Let $f:[0,1]→\Bbb R$ be continuous with $f(0)=f(1)=0$. Suppose that for every $x ∈ (0,1)$ there exists $δ > 0$ such that both $x−δ$ and $x+δ$ belong to $(0,1)$ and $f(x) = \frac{1}{2}(f(x−δ)+f(x+δ))$ . Prove that $f(x) = 0$ for all $x ∈ [0, 1]$.
I have considered several approaches but not had much success with any of them. First, I tried to prove that $f'(x)=0$ for all x, because as we're given $f(0)=f(1)=0$, I think that is sufficient? But I ran into trouble proving that the limit exists for some general $a$ in the domain. So I decided to try and use continuity, specifically around zero: my intuition was that for $x$ sufficiently close to 0, $f(x)$ is approximately zero and I tried to build up that the images of the two perturbations would also be zero but again without much success.
Please could I have some help? Ideally, a discussion of the right kind of intuition as well as a sketch solution. Comments on whether my approaches were at all in the right direction would also be appreciated.

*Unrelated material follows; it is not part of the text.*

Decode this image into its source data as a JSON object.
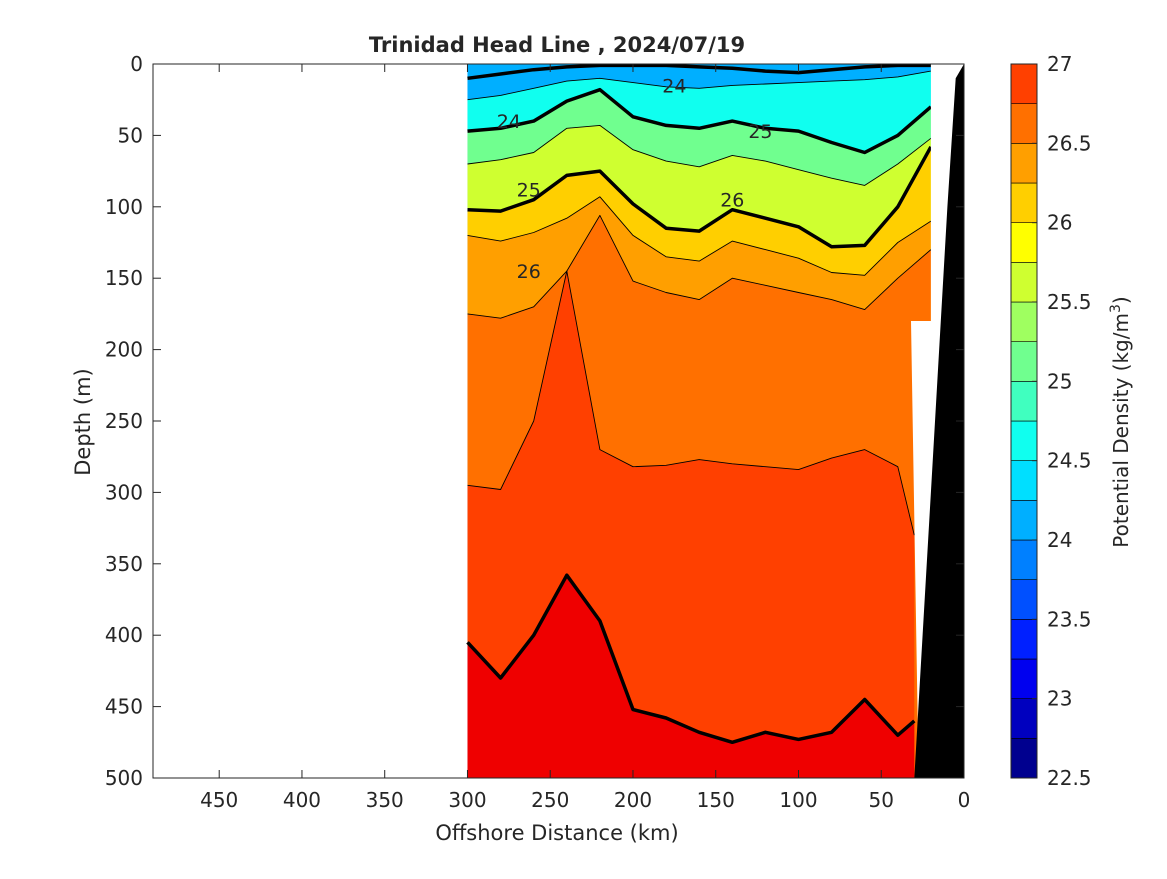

Edit: Please could this be solved with using connectedness and compactness.
Thank you.
Hint: Assume $f$ is not identically zero. Since $[0,1]$ is compact, so is its image under $f$, so there's a numerically largest value of $f$ in $[0,1]$. Furthermore, there must be a smallest $x$ such the $|f(x)|$ has this largest value. Plug this $x$ into the property you're assuming and derive a contradiction.